Discussion in 'Pickups & Electronics [BG]' started by GODSBASSMAN, Apr 25, 2010.



    Feb 2, 2005
    S. Carolina
    Why the difference in wiring a p bass vs a jazz when the 2 are both wired in series? P bass p/up hot goes to outside pot lug while the jazz goes to center, Why is this?
  2. Jazz pickups are generally not in series in a standard jazz wiring scheme - they are in parallel.

    Edit: Read this - it explains why it works the way it does. Basically, if you don't do it, a single volume will turn down the entire bass by shorting the output to ground. You want to short the pickup (input) to ground to turn off one pickup. It's to allow independent control of the two pickups.



    Feb 2, 2005
    S. Carolina
    Thanks. This is all realized. Good link, love Stew-mac. But my question is actually this: When a jazz bass IS wired in series with one volume pot that controls both, all the wiring diagrams I have seen show the pups soldered to the center lug of the volume pot versus the P bass (which is a series pup) is soldered to an outer lug. Why is this so?
  4. People are probably too lazy to wire it right, so they just remove a volume pot from the circuit.

    Where were you seeing wiring diagrams for series Jazz wiring with one volume?
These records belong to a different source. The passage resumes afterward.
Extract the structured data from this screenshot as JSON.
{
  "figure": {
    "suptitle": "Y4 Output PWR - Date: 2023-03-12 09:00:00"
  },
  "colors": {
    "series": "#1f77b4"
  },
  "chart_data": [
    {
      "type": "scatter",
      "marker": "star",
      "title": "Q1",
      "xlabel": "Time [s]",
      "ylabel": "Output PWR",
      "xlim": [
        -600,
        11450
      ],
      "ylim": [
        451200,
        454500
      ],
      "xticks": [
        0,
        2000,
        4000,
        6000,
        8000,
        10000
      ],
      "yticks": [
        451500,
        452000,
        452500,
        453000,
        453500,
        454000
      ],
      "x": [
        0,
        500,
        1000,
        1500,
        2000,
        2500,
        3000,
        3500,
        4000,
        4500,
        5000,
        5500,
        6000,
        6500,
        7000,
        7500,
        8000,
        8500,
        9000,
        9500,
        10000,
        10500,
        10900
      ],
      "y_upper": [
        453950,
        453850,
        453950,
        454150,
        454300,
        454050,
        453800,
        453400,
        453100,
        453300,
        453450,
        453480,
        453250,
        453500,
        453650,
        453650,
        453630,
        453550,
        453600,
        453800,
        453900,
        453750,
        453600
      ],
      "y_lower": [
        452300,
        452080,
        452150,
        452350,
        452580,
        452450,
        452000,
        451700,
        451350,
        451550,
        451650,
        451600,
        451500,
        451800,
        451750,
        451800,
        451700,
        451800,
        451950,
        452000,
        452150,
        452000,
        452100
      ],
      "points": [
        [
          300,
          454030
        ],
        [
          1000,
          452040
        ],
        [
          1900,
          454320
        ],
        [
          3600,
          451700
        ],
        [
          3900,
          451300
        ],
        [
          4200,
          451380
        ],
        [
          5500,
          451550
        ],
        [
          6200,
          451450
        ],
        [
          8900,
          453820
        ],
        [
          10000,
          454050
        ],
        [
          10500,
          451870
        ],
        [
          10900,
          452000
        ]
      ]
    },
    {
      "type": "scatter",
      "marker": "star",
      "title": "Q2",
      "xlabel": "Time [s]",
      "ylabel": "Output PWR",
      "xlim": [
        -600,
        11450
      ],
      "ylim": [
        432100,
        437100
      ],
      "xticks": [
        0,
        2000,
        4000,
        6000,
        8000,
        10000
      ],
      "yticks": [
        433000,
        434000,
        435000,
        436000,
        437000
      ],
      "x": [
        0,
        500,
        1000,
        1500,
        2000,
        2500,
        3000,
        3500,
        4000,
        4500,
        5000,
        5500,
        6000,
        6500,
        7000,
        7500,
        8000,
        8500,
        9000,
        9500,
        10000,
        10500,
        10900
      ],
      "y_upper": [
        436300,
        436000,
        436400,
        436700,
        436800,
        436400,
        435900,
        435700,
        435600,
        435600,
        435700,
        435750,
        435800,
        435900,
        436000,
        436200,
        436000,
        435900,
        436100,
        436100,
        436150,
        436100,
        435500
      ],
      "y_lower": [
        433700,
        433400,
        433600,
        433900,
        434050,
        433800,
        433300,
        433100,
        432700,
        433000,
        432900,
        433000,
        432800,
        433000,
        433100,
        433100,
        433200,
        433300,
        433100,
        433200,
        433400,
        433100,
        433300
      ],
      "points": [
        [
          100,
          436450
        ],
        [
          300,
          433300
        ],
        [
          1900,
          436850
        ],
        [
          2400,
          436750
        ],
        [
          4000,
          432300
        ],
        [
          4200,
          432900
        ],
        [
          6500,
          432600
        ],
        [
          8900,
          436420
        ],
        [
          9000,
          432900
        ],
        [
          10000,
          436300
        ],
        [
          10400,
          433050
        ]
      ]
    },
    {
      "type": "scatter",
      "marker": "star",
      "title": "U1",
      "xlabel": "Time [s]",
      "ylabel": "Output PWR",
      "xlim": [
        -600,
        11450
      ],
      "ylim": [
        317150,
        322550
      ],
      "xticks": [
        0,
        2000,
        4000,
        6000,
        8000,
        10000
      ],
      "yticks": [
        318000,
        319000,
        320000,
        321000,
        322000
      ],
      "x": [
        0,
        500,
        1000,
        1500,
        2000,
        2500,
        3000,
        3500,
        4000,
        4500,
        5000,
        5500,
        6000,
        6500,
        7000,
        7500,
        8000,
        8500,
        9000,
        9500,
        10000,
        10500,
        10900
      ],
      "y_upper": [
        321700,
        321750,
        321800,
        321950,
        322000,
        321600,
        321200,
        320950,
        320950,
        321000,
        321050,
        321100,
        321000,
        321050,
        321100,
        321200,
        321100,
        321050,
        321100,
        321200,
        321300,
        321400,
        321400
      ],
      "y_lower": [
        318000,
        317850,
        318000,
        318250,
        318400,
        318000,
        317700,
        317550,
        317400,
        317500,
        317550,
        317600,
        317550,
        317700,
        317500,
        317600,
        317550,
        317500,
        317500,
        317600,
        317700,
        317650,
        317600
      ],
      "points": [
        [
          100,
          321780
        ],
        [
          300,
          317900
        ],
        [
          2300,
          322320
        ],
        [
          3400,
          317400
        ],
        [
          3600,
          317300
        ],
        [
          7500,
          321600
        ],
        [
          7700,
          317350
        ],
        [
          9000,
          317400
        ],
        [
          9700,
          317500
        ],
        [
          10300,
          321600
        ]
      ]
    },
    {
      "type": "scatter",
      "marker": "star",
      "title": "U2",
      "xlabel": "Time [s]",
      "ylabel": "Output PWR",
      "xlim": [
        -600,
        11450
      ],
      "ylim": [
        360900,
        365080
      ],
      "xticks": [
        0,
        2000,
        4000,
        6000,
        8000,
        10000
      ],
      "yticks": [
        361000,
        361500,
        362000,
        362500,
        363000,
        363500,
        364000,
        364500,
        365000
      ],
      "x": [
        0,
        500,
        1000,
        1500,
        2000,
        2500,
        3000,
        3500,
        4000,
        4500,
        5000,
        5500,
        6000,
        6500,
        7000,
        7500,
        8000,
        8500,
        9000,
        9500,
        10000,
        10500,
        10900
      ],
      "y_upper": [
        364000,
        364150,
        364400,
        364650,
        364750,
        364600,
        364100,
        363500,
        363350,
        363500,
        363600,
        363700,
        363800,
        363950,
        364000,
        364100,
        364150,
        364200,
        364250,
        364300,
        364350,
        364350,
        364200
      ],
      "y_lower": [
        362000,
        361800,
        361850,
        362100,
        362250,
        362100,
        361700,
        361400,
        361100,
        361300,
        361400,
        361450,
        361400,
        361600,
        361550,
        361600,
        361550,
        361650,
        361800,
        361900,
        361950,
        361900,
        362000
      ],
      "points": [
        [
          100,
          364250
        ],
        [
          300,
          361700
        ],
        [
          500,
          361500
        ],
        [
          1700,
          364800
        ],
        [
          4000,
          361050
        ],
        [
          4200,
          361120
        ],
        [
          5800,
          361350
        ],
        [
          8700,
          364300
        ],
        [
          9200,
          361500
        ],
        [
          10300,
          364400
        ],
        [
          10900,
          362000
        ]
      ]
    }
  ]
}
    That should be P bass wiring.


    Feb 2, 2005
    S. Carolina
    Well, let's put it a more honest way now that I can't find such diagrams. That is the way I have been doing it.
    OK, so renew and turn this question around, if I may. Perhaps there is a diagram for CORRECTLY wiring 2 Fatstacks in series and a dpdt push/pull for single coil to humbucking mode switching. The Fatstacks come with 1 white, 1 black and 1 red (sc/hb switching) wires. This p/p volume goes to tone pot goes to jack. Can you help a man do this right?
  6. Bassamatic

    Bassamatic keepin' the beat since the 60's Supporting Member

    If you have the pups wired in series in your Jazz, it doesn't make any difference how you do the Volume pot - they will both change at the same time. EXCEPT - There is a sound difference between the way the pots are wired.

    When the pups go the the end and the output is the center - the pups see a constant load across the pot. When the pups are wired to the center, the load varies as you rotate the pot. This all changes the way the pups sound.

    Since Jazz basses are designed to be wired in parallel, there is only one way to wire the pots - Pup to the end and center out.

    This is one reason for active circuits - the sound can be more consistent.
  7. 62bass


    Apr 3, 2005
    What about when putting a P pickup set (which is normally 2 halves in series) in place of the neck J pickup? Is the hot of the P set to go to the center or the outside pot lug? I'm interested because I'll be modifying a Carvin Bolt 4 passive bass kit very soon to put a P in place of the neck J, giving me a PJ bass.
  8. This is completely wrong. The jazz pickups go to the wiper, not the end.

    With a single volume, it doesn't matter; the equivalent circuit is the same.

    Edit - just re-read Gio's post. I think he was talking about series jazz, not typical jazz wiring. With series jazz wiring, it doesn't matter as stated. The load the pot sees is the same in a single volume setup, with either wiring.
  9. recnsci


    Apr 8, 2010
    No, connect it like it's normal J. That is, two P halves in series and "hot" end connected to wiper of neck volume pot. Connecting it like P-bass would not work.